I think he means 'can I only allow hosts with known MAC adresses', which isn't really MAC Address authentication, but can be done. (Quite easily, but a bit painfully if your list of allowed MAC addresses keeps changing.)
The trouble is he is probably using SuSE firewall 2 and that, or more exactly YAST's configuration of that, probably doesn't easily allow this (could be wrong here...I've never thought of trying anything this hard core with it).
So, if that is what you want (whitelisting of MAC Addresses), it seems to me that you have some alternatives:
i) hack the underlying scripts and hope YAST doesn't 'notice'. My guess is that YAST will notice and replace your hacked version with its 'clean' version. The extremist will then get his or her own back on YAST by using iptable-save and iptables-restore from a script that executes on boot _after_ YAST has done its business... Fun, but ugly.

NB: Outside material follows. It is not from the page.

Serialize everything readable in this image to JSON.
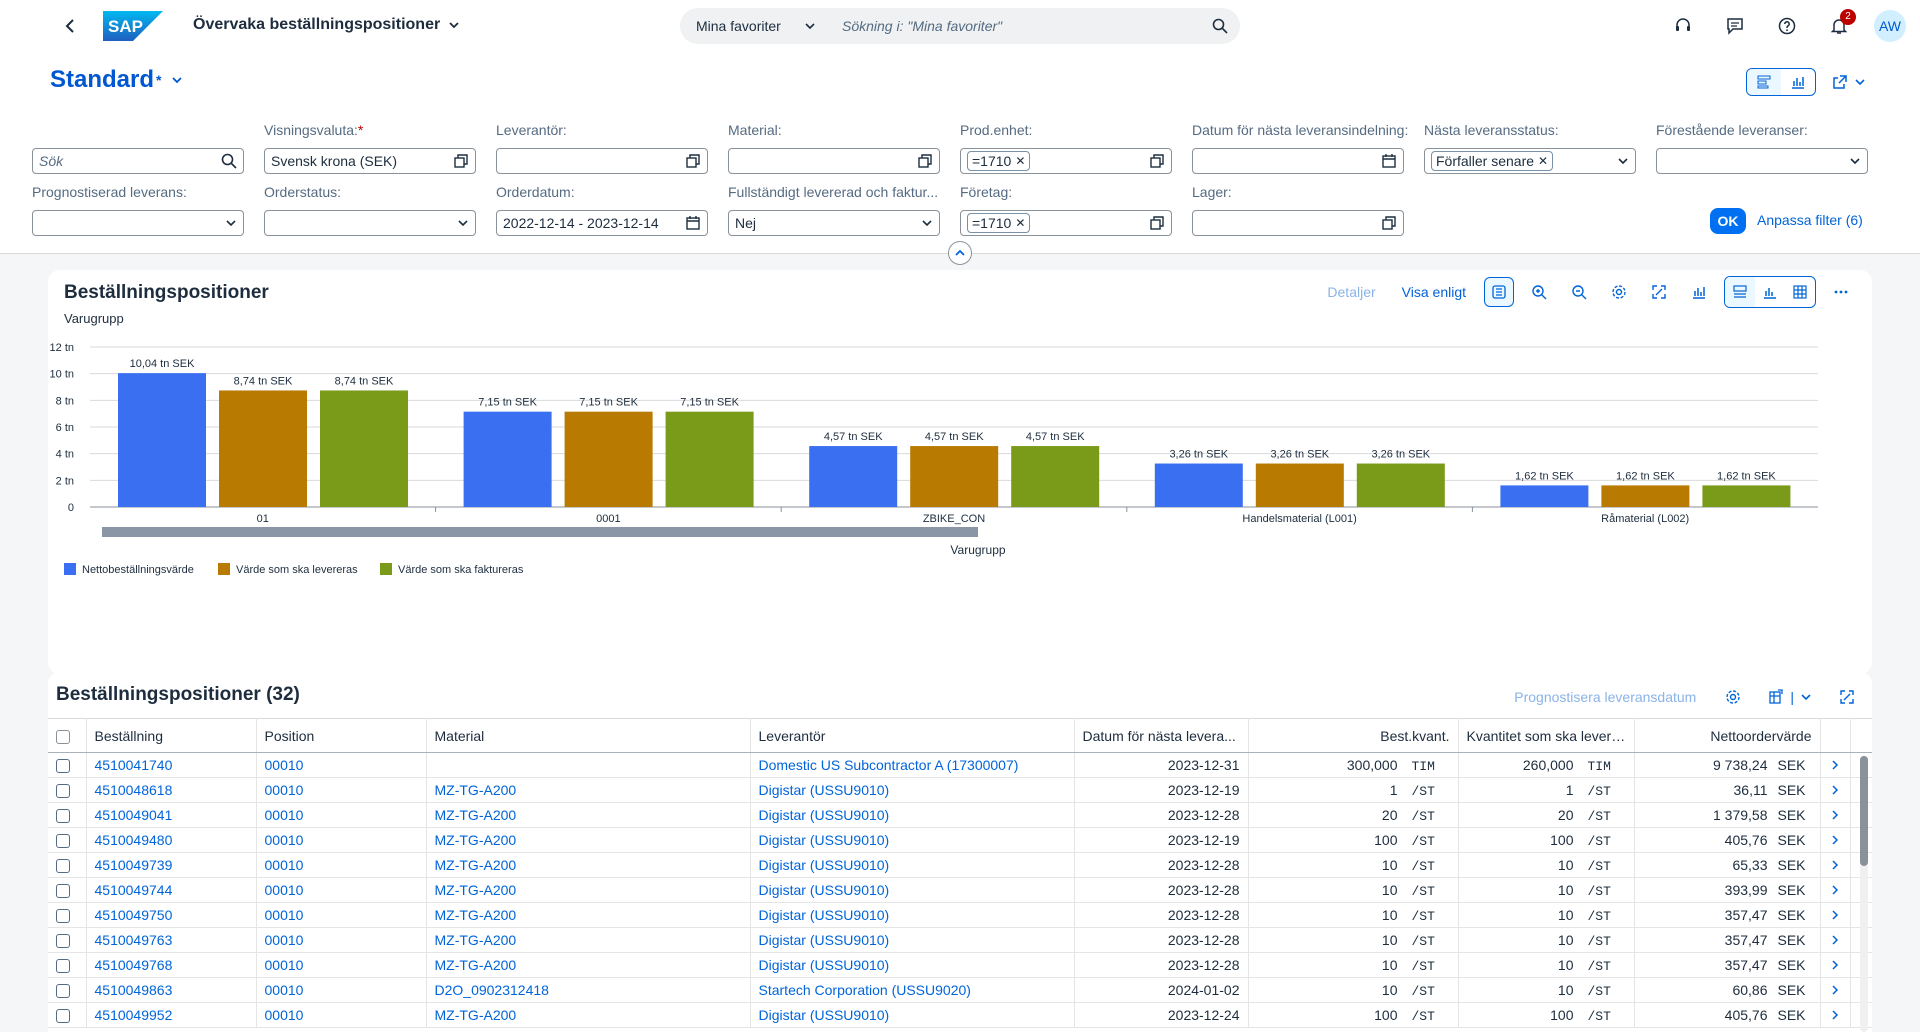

ii) Ignore YAST, and go direct to the metal with Iptables. After all, YAST and the SuSE scripts are only trying to make things easier for you (and failing in this case). You could even let Yast run once, capture its iptables set-up with iptables-save, disable the SuSE firewall and hack what you've got from yast, running iptables-restore on every boot.
iii) Find some other firewall config tool that is more co-operative. Given that most of them are targetted at being 'easy config tools for iptables' whether you'll find one that is 'hard' enough to do this is unknown to me, but if you think that its worth it, don't let me put you off.
So, I think the answer is 'Yes, you can' or at least 'Yes, someone could', but whether, and maybe why, you want to is a mystery to me.